Special Olympics, una storia lunga oltre 50 anni
SuperAbile INAIL del 24/07/2023

ROMA. “Tutto è iniziato nel 1950 e nei primi anni ’60, quando Eunice Kennedy Shriver ha osservato come le persone con disabilità intellettive venivano considerate ingiustamente. Aveva anche notato che molti bambini con disabilità intellettive non avevano nemmeno un posto in cui giocare. Ha deciso di agire”, a raccontarlo è Special Olympics sul proprio sito internet in un articolo in cui celebra i suoi oltre 50 anni di storia.

“Ben presto la sua visione ha cominciato a prendere forma, aprì un campo estivo per i giovani con disabilità intellettive, lo fece nel suo cortile di casa. L’obiettivo era quello di capire ciò che questi bambini erano in grado di fare attraverso lo sport – senza soffermarsi su ciò che invece non riuscivano a fare.

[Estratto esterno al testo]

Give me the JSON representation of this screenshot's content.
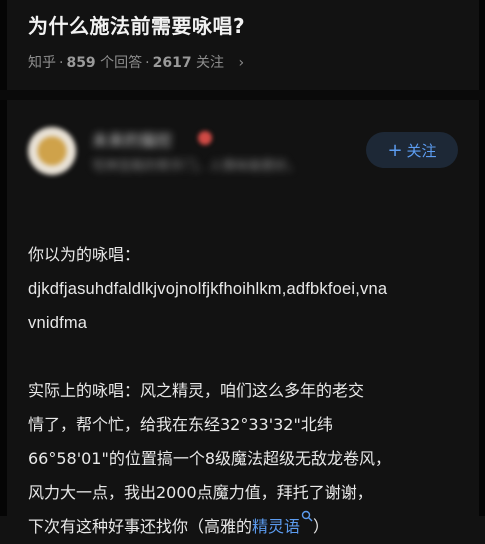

Si accorse immediatamente che i ragazzi erano molto più capaci nelle attività fisiche di quanto molti esperti ritenessero. In tutto il 1960, Eunice Kennedy Shriver ha proseguito il suo lavoro pionieristico – sia come la forza trainante dietro la Casa Bianca del Presidente John F. Kennedy e sia come Direttore della Fondazione Joseph P. Kennedy Jr. La sua straordinaria intuizione si è trasformata nel Movimento Special Olympics”.

“Nei primi anni Special Olympics fu finanziato dalla Fondazione Kennedy e da vari enti. Attualmente la Fondazione Kennedy non sostiene più economicamente Special Olympics ma continua a condividerne i principi e ad estenderli in tutto il mondo. Nel dicembre 1971 la Commissione Olimpica degli Stati Uniti conferisce l’approvazione ufficiale a Special Olympics di usare il nome ‘Olympics’, l’unica organizzazione ad essere autorizzata ad utilizzare questo nome.

In un protocollo d’intesa firmato il 15 febbraio 1988 la Commissione Olimpica Internazionale ratifica una convenzione nella quale riconosce ufficialmente Special Olympics ed accetta di collaborare con esso come rappresentante degli interessi degli Atleti con disabilità intellettiva.

Il riconoscimento del CIO comporta che le gare, gli allenamenti si conducano secondo i più alti ideali del movimento olimpico internazionale, e di proteggere e di vigilare sull’uso del termine “olimpico” preservandolo da abusi. Special Olympics è attualmente presente in 200 paesi”.